Hardtech is becoming (somewhat) easier — Part 2

The role of precision manufacturing

Aug 20, 2021

In the previous post, we discussed how we are getting increasingly good at simulating complex systems and their interactions with the environment. This helps us answer the question, “what is most likely to work?”

Ability to simulate complex systems has given us the ability to screen through thousands of possibilities before committing to a prototype. We don’t have to make and test every one of our hypotheses. We don’t even have to “guess” what is likely to work. We can be sure that given a set of assumptions, this is a design that should work the best under a set of operating parameters.

Once the design of this prototype is finalised, we reach the next bottleneck: how close to our modelled specifications will our prototype actually be?

Our inability to manufacture our prototypes to the needed specifications was a major roadblock in the way of hardtech development.
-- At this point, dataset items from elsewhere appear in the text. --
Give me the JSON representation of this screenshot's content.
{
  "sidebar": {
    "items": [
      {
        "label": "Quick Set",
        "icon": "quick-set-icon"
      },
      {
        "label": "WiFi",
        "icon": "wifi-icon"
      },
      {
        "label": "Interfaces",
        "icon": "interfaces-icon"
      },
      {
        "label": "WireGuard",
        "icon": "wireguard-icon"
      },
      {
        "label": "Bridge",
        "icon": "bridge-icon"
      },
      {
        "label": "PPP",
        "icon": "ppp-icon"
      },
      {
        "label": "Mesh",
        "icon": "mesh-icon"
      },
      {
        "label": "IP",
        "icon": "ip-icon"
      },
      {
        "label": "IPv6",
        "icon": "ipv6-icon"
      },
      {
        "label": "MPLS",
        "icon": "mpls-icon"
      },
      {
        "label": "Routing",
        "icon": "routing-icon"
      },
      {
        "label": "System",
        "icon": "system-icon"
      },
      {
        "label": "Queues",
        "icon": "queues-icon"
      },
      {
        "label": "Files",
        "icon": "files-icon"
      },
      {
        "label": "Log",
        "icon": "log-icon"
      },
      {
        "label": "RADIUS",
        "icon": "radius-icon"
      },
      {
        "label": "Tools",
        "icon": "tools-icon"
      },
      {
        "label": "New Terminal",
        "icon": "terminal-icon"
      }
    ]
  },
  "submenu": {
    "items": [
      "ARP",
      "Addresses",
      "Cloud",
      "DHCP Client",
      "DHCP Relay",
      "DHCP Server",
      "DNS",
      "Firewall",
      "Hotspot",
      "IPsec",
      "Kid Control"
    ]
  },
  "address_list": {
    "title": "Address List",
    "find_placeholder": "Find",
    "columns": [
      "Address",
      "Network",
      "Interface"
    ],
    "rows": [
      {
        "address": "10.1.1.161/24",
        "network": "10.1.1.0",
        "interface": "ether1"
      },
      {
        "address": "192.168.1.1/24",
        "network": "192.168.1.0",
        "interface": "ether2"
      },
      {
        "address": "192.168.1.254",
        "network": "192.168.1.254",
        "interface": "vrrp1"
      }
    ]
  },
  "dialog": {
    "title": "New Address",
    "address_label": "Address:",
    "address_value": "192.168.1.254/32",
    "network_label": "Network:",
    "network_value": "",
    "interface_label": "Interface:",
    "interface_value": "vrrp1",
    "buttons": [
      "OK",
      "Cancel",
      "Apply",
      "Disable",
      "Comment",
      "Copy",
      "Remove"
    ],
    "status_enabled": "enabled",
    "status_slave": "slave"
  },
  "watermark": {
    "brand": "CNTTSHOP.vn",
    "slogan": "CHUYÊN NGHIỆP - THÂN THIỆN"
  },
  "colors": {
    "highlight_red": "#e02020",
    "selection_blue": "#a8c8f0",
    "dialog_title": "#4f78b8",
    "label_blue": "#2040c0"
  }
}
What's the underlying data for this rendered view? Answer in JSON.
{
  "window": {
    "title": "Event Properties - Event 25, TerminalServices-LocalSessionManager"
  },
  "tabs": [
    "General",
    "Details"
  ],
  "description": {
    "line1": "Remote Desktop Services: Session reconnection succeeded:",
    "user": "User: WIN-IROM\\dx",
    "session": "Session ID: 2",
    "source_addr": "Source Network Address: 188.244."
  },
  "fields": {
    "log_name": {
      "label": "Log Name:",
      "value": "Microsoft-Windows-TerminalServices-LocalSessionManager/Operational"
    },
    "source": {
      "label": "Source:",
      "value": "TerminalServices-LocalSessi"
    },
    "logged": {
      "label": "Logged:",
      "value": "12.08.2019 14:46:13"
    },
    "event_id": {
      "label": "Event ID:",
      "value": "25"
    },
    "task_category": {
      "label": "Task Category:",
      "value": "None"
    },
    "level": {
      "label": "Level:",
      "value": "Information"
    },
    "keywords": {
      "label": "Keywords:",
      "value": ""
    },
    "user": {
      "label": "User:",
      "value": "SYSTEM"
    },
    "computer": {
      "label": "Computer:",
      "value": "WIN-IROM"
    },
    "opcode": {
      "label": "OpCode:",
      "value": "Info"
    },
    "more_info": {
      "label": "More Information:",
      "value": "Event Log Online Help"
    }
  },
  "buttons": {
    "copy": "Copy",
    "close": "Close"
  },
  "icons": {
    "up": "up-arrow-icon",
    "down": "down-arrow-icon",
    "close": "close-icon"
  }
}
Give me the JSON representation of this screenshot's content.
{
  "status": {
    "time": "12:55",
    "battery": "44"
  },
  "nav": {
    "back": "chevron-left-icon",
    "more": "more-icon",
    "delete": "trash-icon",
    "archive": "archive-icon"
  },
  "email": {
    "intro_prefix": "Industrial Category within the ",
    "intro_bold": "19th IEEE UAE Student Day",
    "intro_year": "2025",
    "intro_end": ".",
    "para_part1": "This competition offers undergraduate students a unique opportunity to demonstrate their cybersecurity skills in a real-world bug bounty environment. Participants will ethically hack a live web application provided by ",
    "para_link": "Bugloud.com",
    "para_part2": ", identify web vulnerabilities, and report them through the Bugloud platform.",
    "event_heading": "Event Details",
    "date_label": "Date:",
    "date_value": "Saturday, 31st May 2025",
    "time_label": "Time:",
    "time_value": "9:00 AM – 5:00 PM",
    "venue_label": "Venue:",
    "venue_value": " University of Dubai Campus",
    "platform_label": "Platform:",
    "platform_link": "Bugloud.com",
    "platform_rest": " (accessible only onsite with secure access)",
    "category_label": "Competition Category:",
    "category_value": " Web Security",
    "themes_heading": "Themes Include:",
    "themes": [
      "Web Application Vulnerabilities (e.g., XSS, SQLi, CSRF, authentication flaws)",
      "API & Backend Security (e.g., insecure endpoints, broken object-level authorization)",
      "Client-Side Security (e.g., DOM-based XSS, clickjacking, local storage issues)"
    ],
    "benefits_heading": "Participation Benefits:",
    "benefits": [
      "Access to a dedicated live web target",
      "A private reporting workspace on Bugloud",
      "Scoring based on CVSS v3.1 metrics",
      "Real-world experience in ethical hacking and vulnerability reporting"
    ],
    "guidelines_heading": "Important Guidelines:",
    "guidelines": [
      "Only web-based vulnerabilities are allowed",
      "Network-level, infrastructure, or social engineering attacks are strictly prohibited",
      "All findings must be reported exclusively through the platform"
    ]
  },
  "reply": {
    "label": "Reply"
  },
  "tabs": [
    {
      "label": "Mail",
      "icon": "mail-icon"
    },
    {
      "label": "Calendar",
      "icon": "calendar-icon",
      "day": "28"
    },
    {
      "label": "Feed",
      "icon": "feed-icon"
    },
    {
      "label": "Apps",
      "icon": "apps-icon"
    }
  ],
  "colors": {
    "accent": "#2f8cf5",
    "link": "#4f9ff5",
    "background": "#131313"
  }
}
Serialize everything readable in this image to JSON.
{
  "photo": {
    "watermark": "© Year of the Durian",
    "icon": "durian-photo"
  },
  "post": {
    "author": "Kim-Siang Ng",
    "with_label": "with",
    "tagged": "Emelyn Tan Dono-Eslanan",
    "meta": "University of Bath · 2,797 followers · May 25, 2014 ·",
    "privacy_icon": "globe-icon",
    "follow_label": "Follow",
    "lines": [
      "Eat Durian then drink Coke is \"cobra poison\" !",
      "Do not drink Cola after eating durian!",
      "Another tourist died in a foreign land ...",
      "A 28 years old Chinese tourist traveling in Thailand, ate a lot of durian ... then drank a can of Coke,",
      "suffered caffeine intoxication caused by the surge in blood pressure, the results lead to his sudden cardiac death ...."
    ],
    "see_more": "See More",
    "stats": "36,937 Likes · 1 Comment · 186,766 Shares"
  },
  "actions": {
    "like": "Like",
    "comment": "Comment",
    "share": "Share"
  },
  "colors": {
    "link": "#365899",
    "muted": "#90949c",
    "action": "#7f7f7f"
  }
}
The nature of hardtech by itself demands precision in manufacturing on all scales.

The outsized impact of manufacturing on success: a case study

In 1980, Gene Amdahl, widely known as a pioneer of mainframe computer architecture for his work at IBM and later at his own Amdahl Corp, started his newest venture, Trilogy Systems. The goal was to build the world’s largest computing chip. At that time, the state-of-the-art manufacturing processes could only fabricate chips which were 0.25 inch on one side. Traditionally, computer chips have been built by etching identical circuits onto silicon wafers. The blocks are then cut into thumbnail- sized squares, or chips.

Eventually, enough different chips are created so that they can be linked on a printed circuit board to form part of a computer. Mainframe computers at the time had 100s of such chips. All these chips needed to communicate with each other for the end-user to see functional increase in computational power. When 100s of chips have to communicate for every operation, it affects performance. Moreover, every operation becomes power-hungry resulting in excessive electrical power consumption.

Trilogy wanted to build chips which would be 2.5 inch on one side (10X of SOTA) that would be connected to the system with 1200 pins (30X of SOTA). It was the first audacious attempt at wafer-scale integration — fabricating multiple chips onto the same wafer and thereby, keeping all communication on chip. Current would flow over far shorter distances on Trilogy’s big chips and fewer chips would be needed — thus vastly accelerating the speed of data processing. This architecture would lead to higher performance and lower power consumption, a holy grail for computer architects.

Trilogy was fully aware they would face problems because of limitations in semiconductor photolithography processes. Functionally, this meant the following: if Trilogy started out wanting to have 100 chips on a single 2.5 inch wafer, they would actually end up with much less than 100. Why? Because semiconductor processing technologies are not perfect (in fact, they were quite bad in 1980s) and it was extremely common to have faulty chips due to errors in the manufacturing processes. Trilogy knew this and made two design choices.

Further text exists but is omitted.